On this same day, April 20th, after having loaded up on long calls for 36 strike SHAK at a cost to him of $825 total (including those purchased the day before), which had the potential to become a total loss to him in two days, Chip assessed the health of this position. With his second purchase having been made during the first hour of the trading day, the last hour approached and call prices had risen significantly. In mid-afternoon, when SHAK prices hovered around 37.50, more or less, Chip liquidated all ten of his long 36 strike calls for $1.30 each. This brought him a profit of $429.50, after broker commissions, for just one day of monkeying around and shaking up the shack a little bit. See summary below:
On Thursday, April 21st, only one day remained in the life of Chip’s short puts. See chart above for refresher: He had sold ten puts short for the April 22nd expiration, 38.50 strike, for $1.13 premium received. SHAK’s trading range on this day was $36.76 – $37.70. Chip knew that if SHAK ended below $38.50 by the end of the next trading day, he was likely to be assigned 1,000 shares of SHAK, and in fact, he could be assigned those shares at any point prior. He was willing to own those shares, because he believed SHAK share prices would rise in the long run, and he was comfortable owning the shares. But his intention was to avoid taking on shares if possible, and instead to profit from the movement in option prices over short periods of time.
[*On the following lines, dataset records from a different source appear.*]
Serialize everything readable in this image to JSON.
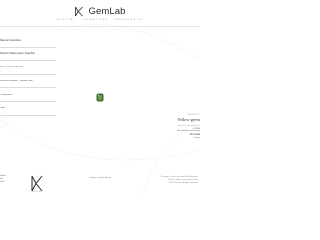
{
  "header": {
    "brand_name": "GemLab",
    "tagline": "DIGITAL · GEMSTONE · REFERENCE"
  },
  "specs": [
    {
      "value": "Natural Corundum"
    },
    {
      "value": "Natural Yellow-green Sapphire"
    },
    {
      "value": "0.57 × 4.61 × 3.21 mm"
    },
    {
      "value": "Cushion Modified · Brilliant Step"
    },
    {
      "value": "Transparent"
    },
    {
      "value": "Heat"
    }
  ],
  "spec_footnotes": [
    "· · · · · ·",
    "· · · · · ·",
    "· · · · · ·"
  ],
  "right_panel": {
    "label": "VARIETY",
    "variety": "Yellow-green",
    "lines": [
      "ORIGIN",
      "No indications of heating",
      "Sri Lanka",
      "Ceylon"
    ]
  },
  "footer": {
    "logo_sub": "GEMLAB",
    "center_text": "Images and the listing",
    "right_lines": [
      "This report is not a guarantee. All information",
      "herein is subject to the terms below.",
      "© 2024 GemLab. All rights reserved."
    ],
    "left_lines": [
      "Report",
      "No.",
      "Date"
    ]
  },
  "colors": {
    "gem_primary": "#3f6b2e",
    "gem_highlight": "#b7d29a",
    "rule": "#dcdcdc"
  }
}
Around midday on Thursday the 21st, one day before expiration, Chip rolled his short puts by doing the following: (see chart below for detail) He bought to close all ten of the above-described 38.50 puts for $1.30 premium each, which was a price higher than what he had opened the short puts for, so he took a loss on this transaction. The loss was $201 after accounting for commissions. Then he opened up new short puts as such:
With a date one week farther out but everything else being identical, he replaced the set of short puts by selling ten SHAK puts expiring April 29th at the 38.50 strike for $1.73 premium received per contract. On the next day, April 22nd, Chip noticed SHAK stock prices rising (see chart again) so that traders weren’t hot on the trail of SHAK puts, and premiums softened accordingly. When his week-away puts sported $1.40 price tags – cheap relative to the price he had received – Chip took the opportunity and bought the contracts back to close for a profit. His profit on these rolled contracts paid him back for the loss he had taken on the puts closed the day before, with some extra bonus profit. While his loss had been $201 on the previous set of puts, he made a gain of $299 plus some cents (all figures after commission) on the new transaction, and netted together, that made for about $99 in profit from his put-selling and buying-back venture.
|This chart zooms in on the last two days shown in the previous chart|
Total figures on the short put project are summarized as such:
All told, he made over $500 and never owned any SHAK stock at any point during the put-and-call shuffle. Chip’s trades demonstrate that both long and short options can generate profits when traded with attention to daily price fluctuations and an eye on the underlying’s price.